Photograph - Most recent Passport size photograph of Shareholders and Directors
Address Proof - Electricity Bill / Telephone Bill / Latest Bank Account Statement of Shareholders and Directors
NOC from Customers - The applicant must acquire a No Objection Certificate from all the secured creditors
Business Address Proof - Telephone Bill / Electricity Bill of the registered office address
Verification - A photocopy of Partnership deed and Certificate of Registration verified by minimum 2 partners of the partnership firm.
Rent Agreement - Rent Agreement of the registered office if any must be offered
Copy of Income Tax Return - A copy of latest income tax return should be filed by the Partnership firm
Following requirements must be fulfilled in order to complete Private Company registration :
1. At least 2 directors should be appointed out of which 1 should be a resident of India.
2. At least 2 shareholders are needed for this registration. Here, an individual may become shareholder and director together.
3. A registered office address is compulsory that's why a place of business in India must be provided.
While registration, minimum authorized capital must be Rs 1 Lakh. The necessity of minimum paid-up capital is eliminated since Government plans to simplify business registration procedure in India. Still, each shareholder should subscribe at least 1 share for the registration procedure and introduce enough money to run a business.
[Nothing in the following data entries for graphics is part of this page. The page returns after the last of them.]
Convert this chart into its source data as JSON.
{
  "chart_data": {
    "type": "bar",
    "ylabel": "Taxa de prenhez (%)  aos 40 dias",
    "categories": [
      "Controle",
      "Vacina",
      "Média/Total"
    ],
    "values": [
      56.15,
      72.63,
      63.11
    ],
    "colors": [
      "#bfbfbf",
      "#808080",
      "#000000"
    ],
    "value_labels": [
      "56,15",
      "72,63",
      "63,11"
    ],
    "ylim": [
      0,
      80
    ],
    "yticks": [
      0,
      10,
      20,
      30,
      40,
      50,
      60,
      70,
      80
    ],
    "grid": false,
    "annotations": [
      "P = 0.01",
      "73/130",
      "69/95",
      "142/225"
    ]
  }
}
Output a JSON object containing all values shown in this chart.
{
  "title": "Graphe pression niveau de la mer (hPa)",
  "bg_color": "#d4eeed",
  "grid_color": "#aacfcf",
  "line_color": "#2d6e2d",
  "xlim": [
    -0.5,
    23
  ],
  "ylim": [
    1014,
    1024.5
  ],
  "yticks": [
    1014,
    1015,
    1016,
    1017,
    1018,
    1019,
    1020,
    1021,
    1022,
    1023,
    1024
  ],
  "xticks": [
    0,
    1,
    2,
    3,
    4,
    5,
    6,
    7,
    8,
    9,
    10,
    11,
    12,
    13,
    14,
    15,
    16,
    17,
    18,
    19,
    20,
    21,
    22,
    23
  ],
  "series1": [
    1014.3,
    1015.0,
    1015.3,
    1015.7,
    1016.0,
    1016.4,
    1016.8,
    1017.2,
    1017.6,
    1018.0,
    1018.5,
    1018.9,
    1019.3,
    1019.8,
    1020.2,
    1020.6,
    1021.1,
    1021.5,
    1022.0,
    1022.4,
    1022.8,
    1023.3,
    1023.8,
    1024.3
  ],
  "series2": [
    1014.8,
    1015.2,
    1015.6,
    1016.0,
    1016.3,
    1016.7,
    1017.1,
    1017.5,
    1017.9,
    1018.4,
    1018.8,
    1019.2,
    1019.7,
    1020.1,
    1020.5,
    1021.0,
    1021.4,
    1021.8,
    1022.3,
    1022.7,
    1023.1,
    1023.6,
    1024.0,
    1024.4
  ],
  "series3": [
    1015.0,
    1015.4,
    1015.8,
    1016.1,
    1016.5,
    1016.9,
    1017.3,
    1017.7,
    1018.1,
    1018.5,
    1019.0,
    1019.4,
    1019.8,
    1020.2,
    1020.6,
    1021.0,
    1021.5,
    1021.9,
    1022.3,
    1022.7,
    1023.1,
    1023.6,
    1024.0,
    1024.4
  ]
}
As soon as Director Identification Number (DIN) is obtained by an individual older than 18 years, he or she can become a director in the company. A foreign national can become a director also since there are no restrictions regarding citizenship or residency. The application for allotment of DIN is now combined with the application to form a company depending on a limit of maximum 3 DIN.
A private limited company should convene a Board Meeting at least once in every 3 months. Besides, Board Meetings and an Annual General Meeting must be organized by the Private Limited Company once in every year.
Foreign Direct Investment is permitted in India in different industries as par the Automatic Route. According to the Automatic Route, only a post-investment filing is essential with the RBI specifying the nature of investment. There are a number of industries that require prior approval from the RBI and in such cases approval must be acquired from RBI before the investment.
There is not any idea of common seal in case of partnership firm. But a private limited company includes a common seal that represents the signature of the company and every company must possess its individual common seal.
Capital Gains or stamp duty is not chargeable while transferring property from Partnership firm to a Private Limited Company.
The accumulated loss and unabsorbed depreciation of Partnership firm are judged to be loss/ depreciation of the successor company for the previous year in which conversion was performed. Therefore, such a loss can be accomplished for more 8 years in the hands of the successor company.